In view of the failure to address more critical components of care, it is not surprising that other important but less readily manageable components of CKD care, like patient rehabilitation, vocational, and preventive health services are all deficient in CKD patients in the United States. For example, most age- and health-eligible incident and prevalent patients with ESRD in the United States are unemployed. If vocational counseling and CKD education are offered to CKD patients with nonmanagerial jobs, the percent of patients that remain employed during ESRD doubles from 23% to 47% (34). Moreover, less than 40% of incident ESRD patients in the United States have received the recommended frequency of mammography, PAP examinations, and PSA or HbA1c measurements (35). Approximately one out of four diabetics with advanced CKD has had an eye exam, lipid profile, and HbA1c performed (2). Similarly, only 43% and 10% of ESRD patients received influenza and pneumococcal vaccinations, respectively, in the United States in 2000 (2).

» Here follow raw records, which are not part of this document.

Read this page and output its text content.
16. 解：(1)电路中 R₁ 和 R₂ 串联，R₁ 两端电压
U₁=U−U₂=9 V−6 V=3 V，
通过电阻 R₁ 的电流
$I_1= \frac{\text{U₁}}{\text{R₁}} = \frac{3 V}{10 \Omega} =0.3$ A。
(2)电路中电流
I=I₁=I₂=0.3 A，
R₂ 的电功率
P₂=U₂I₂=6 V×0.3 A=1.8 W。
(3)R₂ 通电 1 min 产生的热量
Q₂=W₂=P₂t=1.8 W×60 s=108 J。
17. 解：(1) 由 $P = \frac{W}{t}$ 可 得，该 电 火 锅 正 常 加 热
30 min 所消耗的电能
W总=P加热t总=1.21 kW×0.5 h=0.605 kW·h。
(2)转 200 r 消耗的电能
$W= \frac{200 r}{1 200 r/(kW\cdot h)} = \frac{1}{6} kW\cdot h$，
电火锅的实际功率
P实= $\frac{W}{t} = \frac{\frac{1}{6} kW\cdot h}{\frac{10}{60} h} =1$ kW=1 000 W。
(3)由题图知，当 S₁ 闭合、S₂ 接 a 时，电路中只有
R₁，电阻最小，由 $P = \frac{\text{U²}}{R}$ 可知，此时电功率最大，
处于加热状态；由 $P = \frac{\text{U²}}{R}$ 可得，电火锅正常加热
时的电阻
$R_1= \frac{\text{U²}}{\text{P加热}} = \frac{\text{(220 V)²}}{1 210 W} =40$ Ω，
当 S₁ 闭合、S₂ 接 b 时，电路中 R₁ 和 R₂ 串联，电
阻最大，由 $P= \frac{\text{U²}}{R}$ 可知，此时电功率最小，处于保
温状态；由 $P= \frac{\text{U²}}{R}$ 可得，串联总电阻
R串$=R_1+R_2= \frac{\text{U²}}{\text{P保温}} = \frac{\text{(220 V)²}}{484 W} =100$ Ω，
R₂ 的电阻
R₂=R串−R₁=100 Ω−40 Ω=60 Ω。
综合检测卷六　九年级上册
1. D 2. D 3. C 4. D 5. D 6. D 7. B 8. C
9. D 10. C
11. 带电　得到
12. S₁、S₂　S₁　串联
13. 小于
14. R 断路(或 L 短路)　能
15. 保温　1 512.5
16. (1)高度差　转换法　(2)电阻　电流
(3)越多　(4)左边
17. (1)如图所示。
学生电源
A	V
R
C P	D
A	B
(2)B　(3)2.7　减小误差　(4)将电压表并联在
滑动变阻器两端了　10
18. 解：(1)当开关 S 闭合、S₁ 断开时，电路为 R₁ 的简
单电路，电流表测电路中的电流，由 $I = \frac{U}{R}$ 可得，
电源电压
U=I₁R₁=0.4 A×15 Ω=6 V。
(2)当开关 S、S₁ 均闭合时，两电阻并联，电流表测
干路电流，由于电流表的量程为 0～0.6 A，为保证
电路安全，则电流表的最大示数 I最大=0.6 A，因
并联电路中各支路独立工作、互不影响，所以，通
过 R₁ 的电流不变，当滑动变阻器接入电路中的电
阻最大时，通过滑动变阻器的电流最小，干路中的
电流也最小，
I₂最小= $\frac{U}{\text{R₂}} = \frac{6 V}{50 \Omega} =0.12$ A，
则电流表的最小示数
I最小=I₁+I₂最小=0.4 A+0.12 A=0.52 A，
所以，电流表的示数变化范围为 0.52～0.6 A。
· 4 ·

Effect on ESRD Patient Survival.
It is imputed that these deficiencies in care for patients with advanced CKD adversely influence the survival of ESRD patients in the United States. Contemporary evidence supports this disturbing but intuitive contention (36,37⇓). For example, CKD patients referred to a nephrologist for the first time within 90 d of the start of dialysis have an approximately 40% to 60% increased risk of death during their first year of RRT. If fewer than five nephrology visits occur, death risks are increased 15%. Thirty-five percent of CKD patients are seen within 3 mo of receiving RRT. Late referral is more common among blacks than whites and was adversely influenced by the type of physician caring for the patient (37,38⇓). Thus, the need and opportunity to improve care for CKD patients clearly exists within the United States. Several legislative and regulatory initiatives are underway on a national level to eliminate fiscal and administrative barriers to appropriate CKD care. These initiatives are being supplemented by the development of clinical practice guidelines and performance measures to articulate best clinical practices and facilitate their monitoring.
“When there is a problem, he does not want to hear about it. When he hears, he does not listen. When he listens, he does not understand. When he understands, he does not follow-up. When he follows-up, it is always with half-measures.”
The penultimate intent is to disprove this contention; the ultimate intent is to improve ESRD outcomes by focusing on CKD processes of care.